Popó da Tuba




POPÓ DA TUBA E A ASTÚCIA CEBOLEIRA[1]

Anderson d’Almeida

A história das bandas filarmônicas ou bandas de música em Itabaiana – com instrumentos de sopro e de percussão – data, pelos menos, do ano de 1879, quando foi criada oficialmente a Filarmônica Euphrosina, denominada posteriormente de Filarmônica Nossa Senhora da Conceição (1897). Pouco menos de um século depois, por volta de 1977-1978, o então garoto José Hipólito dos Santos, seguindo a tradição ceboleira, aprendia a desvendar os primeiros códigos musicais sob a batuta do maestro João de Matos, na Banda de Música do Colégio Murilo Braga. Passadas algumas primaveras, o menino levado transformou-se em um músico de características tão peculiares que o instrumento que passou a tocar, a tuba ou sousafone, confundia-se com seu corpo, num abraço fraternal, tão forte era a ligação e o afeto entre ambos.

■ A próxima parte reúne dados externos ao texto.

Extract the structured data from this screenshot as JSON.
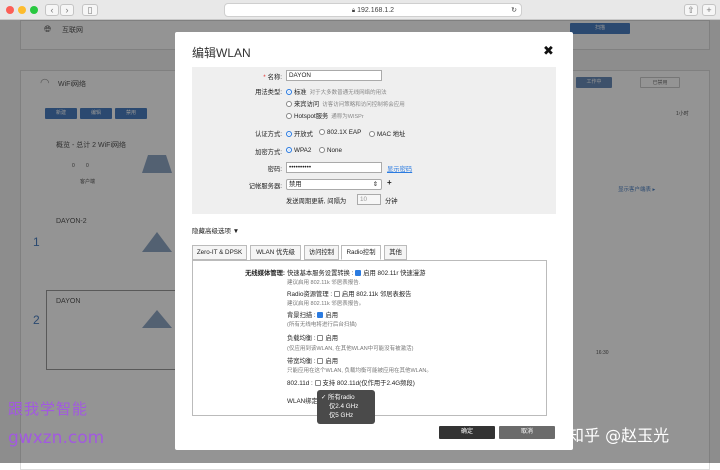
{
  "browser": {
    "url": "192.168.1.2"
  },
  "background": {
    "internet_label": "互联网",
    "wifi_label": "WiFi网络",
    "toolbar_buttons": [
      "新建",
      "编辑",
      "禁用"
    ],
    "overview_title": "概览 - 总计 2 WiFi网络",
    "client_label": "客户端",
    "ssid1": "DAYON-2",
    "ssid2": "DAYON",
    "row1_num": "1",
    "row2_num": "2",
    "zero": "0",
    "status_working": "工作中",
    "status_closed": "已禁用",
    "hour_select": "1小时",
    "show_clients": "显示客户端表 ▸",
    "time_label": "16:30",
    "top_button": "扫描"
  },
  "modal": {
    "title": "编辑WLAN",
    "name_label": "名称:",
    "name_value": "DAYON",
    "usage_label": "用法类型:",
    "usage_standard": "标准",
    "usage_standard_hint": "对于大多数普通无线网络的用法",
    "usage_guest": "来宾访问",
    "usage_guest_hint": "访客访问策略和访问控制将会应用",
    "usage_hotspot": "Hotspot服务",
    "usage_hotspot_hint": "通称为WISPr",
    "auth_label": "认证方式:",
    "auth_open": "开放式",
    "auth_8021x": "802.1X EAP",
    "auth_mac": "MAC 地址",
    "enc_label": "加密方式:",
    "enc_wpa2": "WPA2",
    "enc_none": "None",
    "pwd_label": "密码:",
    "pwd_value": "••••••••••",
    "pwd_show": "显示密码",
    "acct_label": "记帐服务器:",
    "acct_value": "禁用",
    "acct_add": "+",
    "interim_label": "发送周期更新, 间隔为",
    "interim_value": "10",
    "interim_unit": "分钟",
    "advanced_toggle": "隐藏高级选项 ▼",
    "tabs": [
      "Zero-IT & DPSK",
      "WLAN 优先级",
      "访问控制",
      "Radio控制",
      "其他"
    ],
    "radio": {
      "bss_label": "无线媒体管理:",
      "bss_value": "快速基本服务设置转换 :",
      "bss_check": "启用 802.11r 快速漫游",
      "bss_hint": "建议启用 802.11k 邻居表报告.",
      "rrm_value": "Radio资源管理 :",
      "rrm_check": "启用 802.11k 邻居表报告",
      "rrm_hint": "建议启用 802.11k 邻居表报告。",
      "bg_value": "背景扫描 :",
      "bg_check": "启用",
      "bg_hint": "(所有无线电将进行后台扫描)",
      "lb_value": "负载均衡 :",
      "lb_check": "启用",
      "lb_hint": "(仅应用到该WLAN, 在其他WLAN中可能没有被激活)",
      "band_value": "带宽均衡 :",
      "band_check": "启用",
      "band_hint": "只能应用在这个WLAN, 负载均衡可能被应用在其他WLAN。",
      "d_value": "802.11d :",
      "d_check": "支持 802.11d(仅作用于2.4G频段)",
      "bind_value": "WLAN绑定"
    },
    "dropdown_options": [
      "✓ 所有radio",
      "仅2.4 GHz",
      "仅5 GHz"
    ],
    "ok": "确定",
    "cancel": "取消"
  },
  "watermarks": {
    "line1": "跟我学智能",
    "line2": "gwxzn.com",
    "line3": "知乎 @赵玉光"
  },
  "colors": {
    "primary_blue": "#2b7be0",
    "ok_button": "#333333",
    "cancel_button": "#6b6b6b",
    "watermark": "#a259e0"
  }
}
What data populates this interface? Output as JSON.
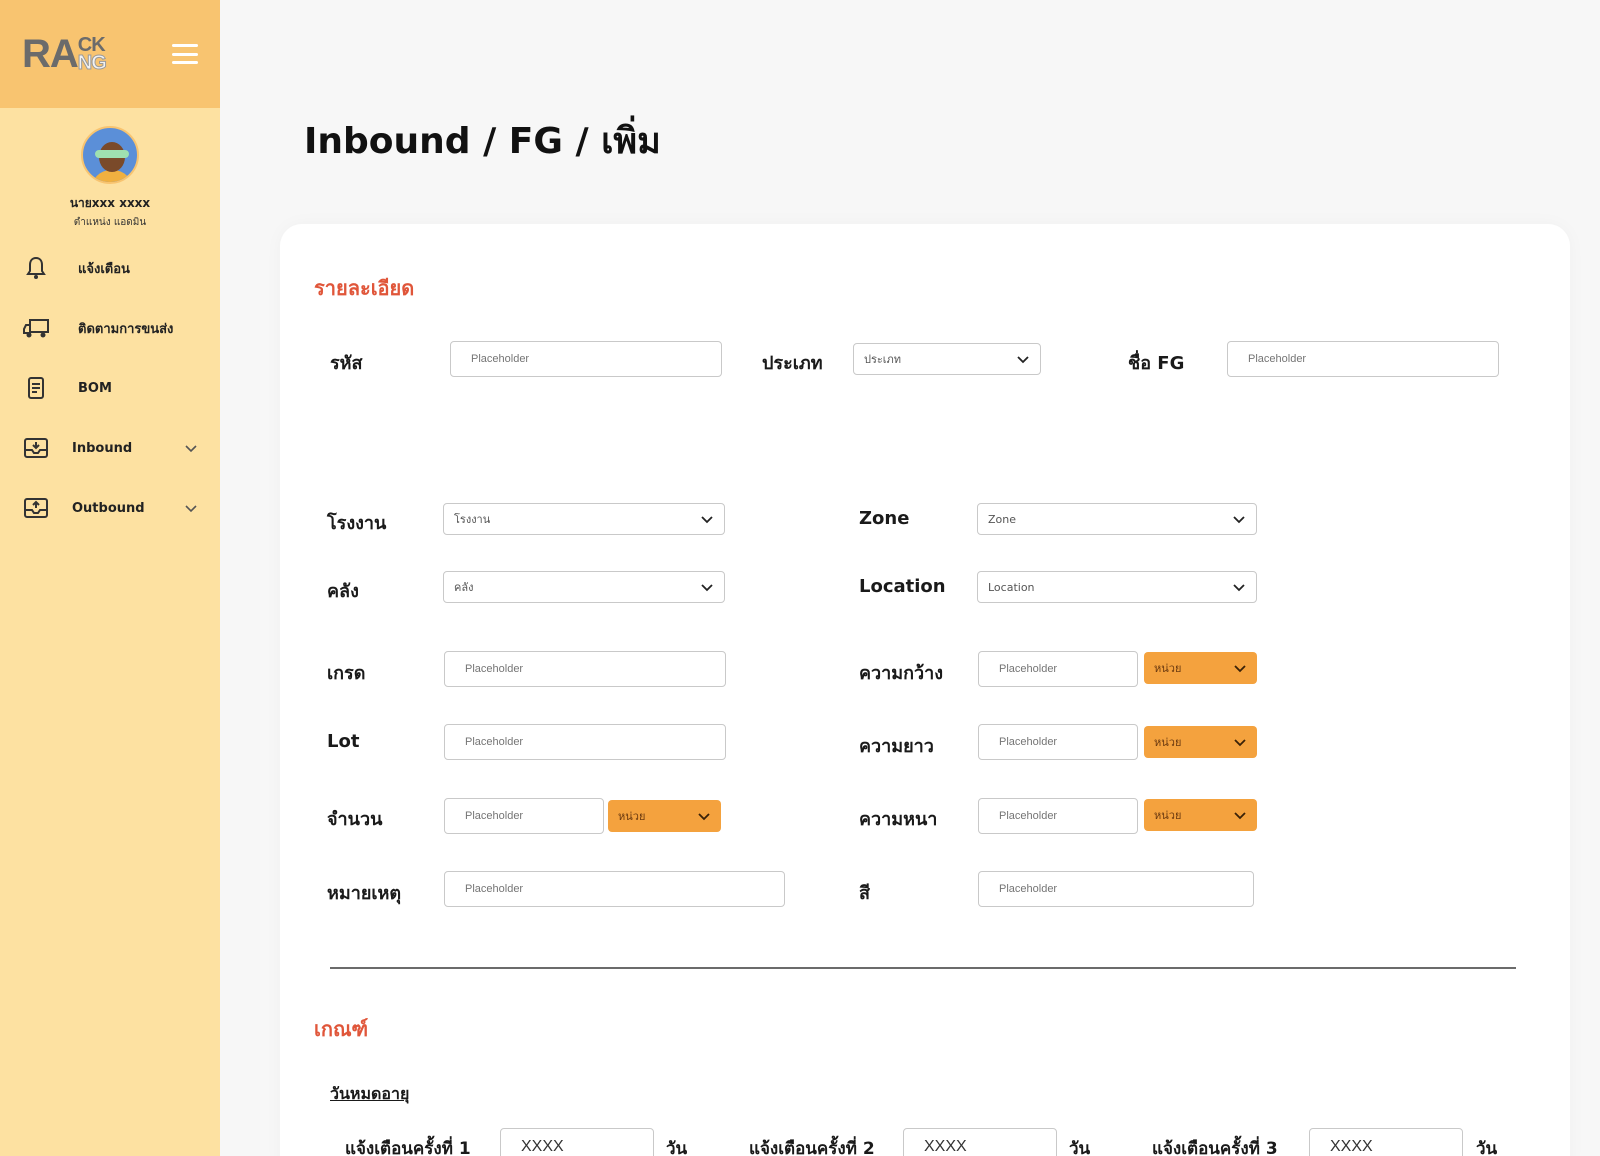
{
  "brand": {
    "letters_main": "RA",
    "letters_top": "CK",
    "letters_bottom": "NG"
  },
  "profile": {
    "name": "นายxxx xxxx",
    "role": "ตำแหน่ง แอดมิน"
  },
  "nav": [
    {
      "label": "แจ้งเตือน",
      "icon": "bell-icon"
    },
    {
      "label": "ติดตามการขนส่ง",
      "icon": "truck-icon"
    },
    {
      "label": "BOM",
      "icon": "document-list-icon"
    },
    {
      "label": "Inbound",
      "icon": "inbox-download-icon",
      "expandable": true
    },
    {
      "label": "Outbound",
      "icon": "inbox-upload-icon",
      "expandable": true
    }
  ],
  "page_title": "Inbound / FG / เพิ่ม",
  "details": {
    "title": "รายละเอียด",
    "code": {
      "label": "รหัส",
      "placeholder": "Placeholder"
    },
    "type": {
      "label": "ประเภท",
      "value": "ประเภท"
    },
    "fg_name": {
      "label": "ชื่อ FG",
      "placeholder": "Placeholder"
    },
    "factory": {
      "label": "โรงงาน",
      "value": "โรงงาน"
    },
    "zone": {
      "label": "Zone",
      "value": "Zone"
    },
    "warehouse": {
      "label": "คลัง",
      "value": "คลัง"
    },
    "location": {
      "label": "Location",
      "value": "Location"
    },
    "grade": {
      "label": "เกรด",
      "placeholder": "Placeholder"
    },
    "width": {
      "label": "ความกว้าง",
      "placeholder": "Placeholder",
      "unit": "หน่วย"
    },
    "lot": {
      "label": "Lot",
      "placeholder": "Placeholder"
    },
    "length": {
      "label": "ความยาว",
      "placeholder": "Placeholder",
      "unit": "หน่วย"
    },
    "quantity": {
      "label": "จำนวน",
      "placeholder": "Placeholder",
      "unit": "หน่วย"
    },
    "thickness": {
      "label": "ความหนา",
      "placeholder": "Placeholder",
      "unit": "หน่วย"
    },
    "note": {
      "label": "หมายเหตุ",
      "placeholder": "Placeholder"
    },
    "color": {
      "label": "สี",
      "placeholder": "Placeholder"
    }
  },
  "criteria": {
    "title": "เกณฑ์",
    "expiry_label": "วันหมดอายุ",
    "alerts": [
      {
        "label": "แจ้งเตือนครั้งที่ 1",
        "value": "XXXX",
        "suffix": "วัน"
      },
      {
        "label": "แจ้งเตือนครั้งที่ 2",
        "value": "XXXX",
        "suffix": "วัน"
      },
      {
        "label": "แจ้งเตือนครั้งที่ 3",
        "value": "XXXX",
        "suffix": "วัน"
      }
    ]
  },
  "colors": {
    "sidebar": "#fde1a1",
    "logo_bar": "#f8c470",
    "accent": "#f4a23e",
    "section_title": "#e0563a"
  }
}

Durante cerca de duas décadas, se alguém quisesse identificar a banda que estava passando pelas ruas da cidade, era só olhar para aqueles instrumentos grandes que vinham logo à frente e imediatamente visualizaria o carismático, bigodudo e entusiasmado Popó.

No início da década de 1990, sob a orientação do professor Valtênio Alves de Souza, vários músicos da Banda do Murilo Braga – única banda da cidade em plena atividade no período – foram incentivados a participar de festivais de música da cidade de Laranjeiras e dos Painéis Funarte de Bandas, na capital do estado, Aracaju. Eu fazia parte da turma de jovens iniciantes e acompanhei os veteranos.

Em uma dessas aulas inaugurais, vários tubistas de todo o estado tentavam, alguns discretamente, outros, nem tanto,  tentando impressionar o professor que viera de uma universidade importante do país. Era um “deus nos acuda” ver tanto músico narcisista junto, cada um querendo mostrar uma virtuose que no fundo, no fundo, ninguém tinha.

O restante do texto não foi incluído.